Is your West Deptford home on contaminated soil? EPA expanding testing to find out
Source: http://www.nj.com, August 4, 2016
By: Rebecca Forand
The Environmental Protection Agency has expanded the area to be tested for possible lead contamination in the Birchly Court neighborhood with 28 properties on Woodlane Drive being added to the list.
Homeowners in the development, which was built in the 1990s, have found pieces of crushed car batteries in the soil around their houses.
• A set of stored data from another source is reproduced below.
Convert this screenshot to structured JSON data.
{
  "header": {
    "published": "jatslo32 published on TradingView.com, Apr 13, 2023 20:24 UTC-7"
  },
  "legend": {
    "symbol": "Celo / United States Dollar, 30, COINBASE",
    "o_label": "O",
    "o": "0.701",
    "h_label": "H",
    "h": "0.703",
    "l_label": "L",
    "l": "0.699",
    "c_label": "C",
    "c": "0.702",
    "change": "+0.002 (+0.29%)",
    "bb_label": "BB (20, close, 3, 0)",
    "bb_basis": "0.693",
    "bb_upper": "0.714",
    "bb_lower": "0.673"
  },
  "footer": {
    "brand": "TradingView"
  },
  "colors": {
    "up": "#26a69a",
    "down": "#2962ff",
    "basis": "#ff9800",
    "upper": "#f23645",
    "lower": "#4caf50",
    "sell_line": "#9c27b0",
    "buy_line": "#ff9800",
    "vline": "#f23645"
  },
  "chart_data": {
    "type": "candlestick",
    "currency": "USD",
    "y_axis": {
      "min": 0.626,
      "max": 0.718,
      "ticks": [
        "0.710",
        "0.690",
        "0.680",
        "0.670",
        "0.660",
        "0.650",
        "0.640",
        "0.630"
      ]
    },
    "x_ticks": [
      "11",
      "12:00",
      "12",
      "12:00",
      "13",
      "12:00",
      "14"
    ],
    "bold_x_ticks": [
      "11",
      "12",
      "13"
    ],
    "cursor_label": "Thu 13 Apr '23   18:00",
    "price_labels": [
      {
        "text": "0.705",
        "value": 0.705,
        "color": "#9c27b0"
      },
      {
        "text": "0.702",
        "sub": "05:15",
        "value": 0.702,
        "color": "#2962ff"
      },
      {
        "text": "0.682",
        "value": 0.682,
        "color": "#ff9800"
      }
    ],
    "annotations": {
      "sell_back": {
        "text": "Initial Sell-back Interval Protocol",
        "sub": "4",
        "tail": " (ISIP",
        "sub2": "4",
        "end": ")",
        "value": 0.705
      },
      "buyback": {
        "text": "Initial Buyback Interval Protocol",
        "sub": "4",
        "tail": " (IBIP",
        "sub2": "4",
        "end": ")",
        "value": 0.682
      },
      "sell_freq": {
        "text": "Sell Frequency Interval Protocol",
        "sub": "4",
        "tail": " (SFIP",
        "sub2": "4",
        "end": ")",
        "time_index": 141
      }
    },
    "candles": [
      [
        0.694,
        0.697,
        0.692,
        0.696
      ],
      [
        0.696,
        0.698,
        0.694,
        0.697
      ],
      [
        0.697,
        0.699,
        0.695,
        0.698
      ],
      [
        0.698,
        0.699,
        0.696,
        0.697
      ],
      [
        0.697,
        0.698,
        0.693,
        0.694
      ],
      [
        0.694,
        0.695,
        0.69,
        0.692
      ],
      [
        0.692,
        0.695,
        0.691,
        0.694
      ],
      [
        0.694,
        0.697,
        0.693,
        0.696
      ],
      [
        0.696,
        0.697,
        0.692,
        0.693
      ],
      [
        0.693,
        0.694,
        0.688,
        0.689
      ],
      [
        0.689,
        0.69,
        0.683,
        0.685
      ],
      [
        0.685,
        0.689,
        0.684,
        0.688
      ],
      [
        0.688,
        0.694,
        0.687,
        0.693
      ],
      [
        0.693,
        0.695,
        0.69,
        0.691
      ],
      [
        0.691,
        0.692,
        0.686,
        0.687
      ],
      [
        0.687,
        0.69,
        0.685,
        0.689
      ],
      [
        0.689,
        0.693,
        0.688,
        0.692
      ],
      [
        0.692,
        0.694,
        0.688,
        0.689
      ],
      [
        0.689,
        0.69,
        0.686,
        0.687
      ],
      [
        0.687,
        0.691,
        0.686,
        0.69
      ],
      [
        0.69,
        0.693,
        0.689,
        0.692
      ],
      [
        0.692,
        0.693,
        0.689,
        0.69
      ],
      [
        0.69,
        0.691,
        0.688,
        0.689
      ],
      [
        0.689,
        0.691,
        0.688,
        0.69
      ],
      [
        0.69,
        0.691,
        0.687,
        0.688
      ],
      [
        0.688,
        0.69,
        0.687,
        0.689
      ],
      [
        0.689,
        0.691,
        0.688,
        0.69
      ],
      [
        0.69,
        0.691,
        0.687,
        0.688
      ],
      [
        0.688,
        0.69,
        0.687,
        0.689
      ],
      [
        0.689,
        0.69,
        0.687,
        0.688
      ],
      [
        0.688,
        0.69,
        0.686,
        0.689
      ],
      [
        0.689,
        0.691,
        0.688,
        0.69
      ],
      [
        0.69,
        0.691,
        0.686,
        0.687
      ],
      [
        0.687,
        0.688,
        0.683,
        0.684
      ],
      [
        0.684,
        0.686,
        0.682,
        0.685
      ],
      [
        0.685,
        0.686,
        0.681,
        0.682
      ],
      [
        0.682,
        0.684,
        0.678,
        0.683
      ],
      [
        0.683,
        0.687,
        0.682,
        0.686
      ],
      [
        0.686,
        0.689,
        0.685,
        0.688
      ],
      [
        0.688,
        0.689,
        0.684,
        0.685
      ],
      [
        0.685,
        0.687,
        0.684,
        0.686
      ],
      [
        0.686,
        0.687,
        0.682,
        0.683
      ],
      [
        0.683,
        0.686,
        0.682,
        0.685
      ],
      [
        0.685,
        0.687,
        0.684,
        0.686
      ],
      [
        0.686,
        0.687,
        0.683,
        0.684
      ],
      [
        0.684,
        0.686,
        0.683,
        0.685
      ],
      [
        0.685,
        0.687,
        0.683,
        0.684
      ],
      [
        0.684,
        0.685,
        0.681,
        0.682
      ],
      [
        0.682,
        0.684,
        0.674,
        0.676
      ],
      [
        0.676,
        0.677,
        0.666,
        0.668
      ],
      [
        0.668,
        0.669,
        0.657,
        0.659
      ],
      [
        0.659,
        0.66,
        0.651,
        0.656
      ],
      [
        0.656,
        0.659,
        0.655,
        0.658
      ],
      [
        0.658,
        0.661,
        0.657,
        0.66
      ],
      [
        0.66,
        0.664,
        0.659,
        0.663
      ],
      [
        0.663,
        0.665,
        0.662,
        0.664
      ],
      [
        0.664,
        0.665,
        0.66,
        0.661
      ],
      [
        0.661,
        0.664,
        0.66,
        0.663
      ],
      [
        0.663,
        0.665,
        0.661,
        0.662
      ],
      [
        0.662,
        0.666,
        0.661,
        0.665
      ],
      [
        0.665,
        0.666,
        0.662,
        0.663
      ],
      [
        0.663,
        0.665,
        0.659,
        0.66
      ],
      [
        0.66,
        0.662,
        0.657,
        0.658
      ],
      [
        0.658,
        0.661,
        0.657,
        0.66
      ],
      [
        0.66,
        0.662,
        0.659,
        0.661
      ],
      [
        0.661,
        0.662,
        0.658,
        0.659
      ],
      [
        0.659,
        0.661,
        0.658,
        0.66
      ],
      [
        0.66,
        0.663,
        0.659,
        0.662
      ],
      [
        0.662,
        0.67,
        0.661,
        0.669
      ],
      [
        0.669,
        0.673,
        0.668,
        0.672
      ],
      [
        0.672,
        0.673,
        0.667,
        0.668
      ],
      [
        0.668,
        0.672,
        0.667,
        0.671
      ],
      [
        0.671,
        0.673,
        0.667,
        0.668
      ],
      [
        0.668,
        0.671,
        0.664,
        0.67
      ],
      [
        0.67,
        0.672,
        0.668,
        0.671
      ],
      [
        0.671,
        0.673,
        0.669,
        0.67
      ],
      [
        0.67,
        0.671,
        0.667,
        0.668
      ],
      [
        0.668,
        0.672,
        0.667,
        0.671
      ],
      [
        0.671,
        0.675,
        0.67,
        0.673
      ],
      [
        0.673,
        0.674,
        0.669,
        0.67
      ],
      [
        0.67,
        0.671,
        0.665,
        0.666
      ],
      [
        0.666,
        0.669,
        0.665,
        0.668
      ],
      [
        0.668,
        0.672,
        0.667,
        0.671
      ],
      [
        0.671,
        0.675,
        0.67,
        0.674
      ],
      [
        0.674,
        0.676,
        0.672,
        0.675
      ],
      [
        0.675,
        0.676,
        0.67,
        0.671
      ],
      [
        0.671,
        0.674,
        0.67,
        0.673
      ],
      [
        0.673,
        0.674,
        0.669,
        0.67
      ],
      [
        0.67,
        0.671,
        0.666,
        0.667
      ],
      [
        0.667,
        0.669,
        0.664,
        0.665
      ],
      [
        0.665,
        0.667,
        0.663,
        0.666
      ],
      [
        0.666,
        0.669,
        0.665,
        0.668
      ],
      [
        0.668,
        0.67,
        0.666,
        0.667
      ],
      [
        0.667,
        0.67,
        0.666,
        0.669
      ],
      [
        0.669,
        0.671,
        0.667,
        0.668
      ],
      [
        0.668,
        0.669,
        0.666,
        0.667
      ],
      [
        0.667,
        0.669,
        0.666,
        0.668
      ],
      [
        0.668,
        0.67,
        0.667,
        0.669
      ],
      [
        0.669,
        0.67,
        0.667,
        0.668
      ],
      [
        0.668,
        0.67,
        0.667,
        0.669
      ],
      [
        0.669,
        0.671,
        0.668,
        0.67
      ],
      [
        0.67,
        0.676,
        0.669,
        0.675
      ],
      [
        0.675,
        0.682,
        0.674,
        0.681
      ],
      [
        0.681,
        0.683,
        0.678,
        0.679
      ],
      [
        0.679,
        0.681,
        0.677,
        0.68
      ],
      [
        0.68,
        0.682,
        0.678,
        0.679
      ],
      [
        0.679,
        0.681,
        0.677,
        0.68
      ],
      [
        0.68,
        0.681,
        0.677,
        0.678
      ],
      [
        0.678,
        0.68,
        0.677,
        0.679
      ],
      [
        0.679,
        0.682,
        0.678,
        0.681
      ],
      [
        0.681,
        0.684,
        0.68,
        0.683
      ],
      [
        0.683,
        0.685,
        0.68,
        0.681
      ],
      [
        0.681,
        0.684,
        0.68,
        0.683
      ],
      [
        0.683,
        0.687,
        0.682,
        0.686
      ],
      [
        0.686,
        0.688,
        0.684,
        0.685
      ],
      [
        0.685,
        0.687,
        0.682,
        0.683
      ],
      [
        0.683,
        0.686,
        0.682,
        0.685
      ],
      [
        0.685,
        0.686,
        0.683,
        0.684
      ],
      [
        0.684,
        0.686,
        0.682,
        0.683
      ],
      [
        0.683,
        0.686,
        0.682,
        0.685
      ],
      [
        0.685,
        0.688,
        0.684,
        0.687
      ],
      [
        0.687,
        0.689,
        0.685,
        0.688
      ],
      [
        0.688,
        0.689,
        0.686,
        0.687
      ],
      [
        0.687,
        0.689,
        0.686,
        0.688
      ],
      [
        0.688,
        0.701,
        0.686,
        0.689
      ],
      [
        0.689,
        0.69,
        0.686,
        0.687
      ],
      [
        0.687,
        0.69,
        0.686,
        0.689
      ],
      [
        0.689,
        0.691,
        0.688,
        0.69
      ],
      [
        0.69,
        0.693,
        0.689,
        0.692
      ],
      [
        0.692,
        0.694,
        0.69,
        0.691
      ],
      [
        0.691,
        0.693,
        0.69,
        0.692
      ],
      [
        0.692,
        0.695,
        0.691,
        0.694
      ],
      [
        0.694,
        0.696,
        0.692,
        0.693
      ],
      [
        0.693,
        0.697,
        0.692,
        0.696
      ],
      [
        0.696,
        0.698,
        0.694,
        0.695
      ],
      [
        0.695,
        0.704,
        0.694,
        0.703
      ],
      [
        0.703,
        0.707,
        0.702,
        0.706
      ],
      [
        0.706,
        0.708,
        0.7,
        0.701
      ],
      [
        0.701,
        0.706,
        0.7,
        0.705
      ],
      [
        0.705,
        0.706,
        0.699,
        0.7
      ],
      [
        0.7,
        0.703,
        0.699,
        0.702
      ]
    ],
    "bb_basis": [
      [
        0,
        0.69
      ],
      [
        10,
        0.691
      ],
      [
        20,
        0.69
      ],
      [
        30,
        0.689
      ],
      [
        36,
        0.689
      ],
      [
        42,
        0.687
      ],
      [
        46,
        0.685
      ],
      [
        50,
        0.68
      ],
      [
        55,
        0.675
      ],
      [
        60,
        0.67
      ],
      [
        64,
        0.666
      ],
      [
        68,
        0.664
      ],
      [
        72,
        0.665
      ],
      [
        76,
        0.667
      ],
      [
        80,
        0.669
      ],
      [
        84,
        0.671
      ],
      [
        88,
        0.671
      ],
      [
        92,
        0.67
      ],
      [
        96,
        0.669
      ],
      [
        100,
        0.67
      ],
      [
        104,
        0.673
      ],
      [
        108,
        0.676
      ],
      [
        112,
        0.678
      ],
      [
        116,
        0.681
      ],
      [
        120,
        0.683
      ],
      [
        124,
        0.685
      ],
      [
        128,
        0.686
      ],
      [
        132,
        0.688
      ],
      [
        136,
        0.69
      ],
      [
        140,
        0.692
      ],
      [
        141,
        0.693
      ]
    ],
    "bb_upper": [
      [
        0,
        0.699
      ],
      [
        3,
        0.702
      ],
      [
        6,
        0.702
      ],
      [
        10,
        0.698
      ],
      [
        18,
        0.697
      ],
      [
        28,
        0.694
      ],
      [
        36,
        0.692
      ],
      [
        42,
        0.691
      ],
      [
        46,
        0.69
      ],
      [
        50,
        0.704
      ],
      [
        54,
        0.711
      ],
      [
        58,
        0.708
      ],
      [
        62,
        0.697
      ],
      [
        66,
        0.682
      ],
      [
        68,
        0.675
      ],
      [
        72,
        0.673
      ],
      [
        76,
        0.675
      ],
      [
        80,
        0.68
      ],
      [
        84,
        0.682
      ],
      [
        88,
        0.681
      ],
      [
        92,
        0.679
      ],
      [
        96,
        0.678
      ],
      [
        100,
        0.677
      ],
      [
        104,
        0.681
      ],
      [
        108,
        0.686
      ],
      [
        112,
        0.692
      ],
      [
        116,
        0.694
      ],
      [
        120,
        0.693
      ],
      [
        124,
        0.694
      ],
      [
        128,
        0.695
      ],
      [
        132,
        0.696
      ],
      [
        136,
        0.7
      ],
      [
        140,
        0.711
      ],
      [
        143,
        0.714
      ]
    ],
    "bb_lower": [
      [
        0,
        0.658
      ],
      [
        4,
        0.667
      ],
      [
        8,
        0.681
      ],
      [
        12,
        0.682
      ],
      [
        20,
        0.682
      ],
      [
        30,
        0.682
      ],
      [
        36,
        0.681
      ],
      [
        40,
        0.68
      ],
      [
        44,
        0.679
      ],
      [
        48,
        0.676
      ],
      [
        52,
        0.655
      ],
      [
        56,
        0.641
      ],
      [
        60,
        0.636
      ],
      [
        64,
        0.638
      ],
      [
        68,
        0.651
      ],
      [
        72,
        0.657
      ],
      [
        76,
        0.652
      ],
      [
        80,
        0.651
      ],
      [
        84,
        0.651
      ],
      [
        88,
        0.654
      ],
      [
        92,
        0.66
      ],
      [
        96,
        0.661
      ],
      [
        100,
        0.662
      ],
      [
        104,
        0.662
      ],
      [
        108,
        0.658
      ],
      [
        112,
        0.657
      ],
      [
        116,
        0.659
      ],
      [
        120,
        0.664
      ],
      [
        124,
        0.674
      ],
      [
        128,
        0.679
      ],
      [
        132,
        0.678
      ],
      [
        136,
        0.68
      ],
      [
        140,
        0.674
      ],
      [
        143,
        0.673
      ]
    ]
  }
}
The batteries are believed to have been deposited by Mattea & Sons, a scrap metal and recycling facility nearby which previously owned the property Birchly Court currently sits on.
The black plastic pieces, heavily contaminated with lead, have been found in large quantities throughout the neighborhood and the EPA is testing the soil to see how far the contamination has spread.
“We are expanding the investigation to the rest of the neighborhood,” David Rosoff, the project’s on site coordinator, said. “That should take the next 10 weeks or so to complete, and then the agency will evaluate the whole data set.”
Two properties are already slated for excavation and remediation, which is scheduled to begin in the next two weeks and be completed in October.
The cost of each cleanup varies, Rosoff said, but the first one — which includes the two initial properties — is estimated to cost about $500,000.
The EPA will be paying for the cleanup out of the federal budget and then attempt to identify the entities responsible in order to recoup those costs, he added.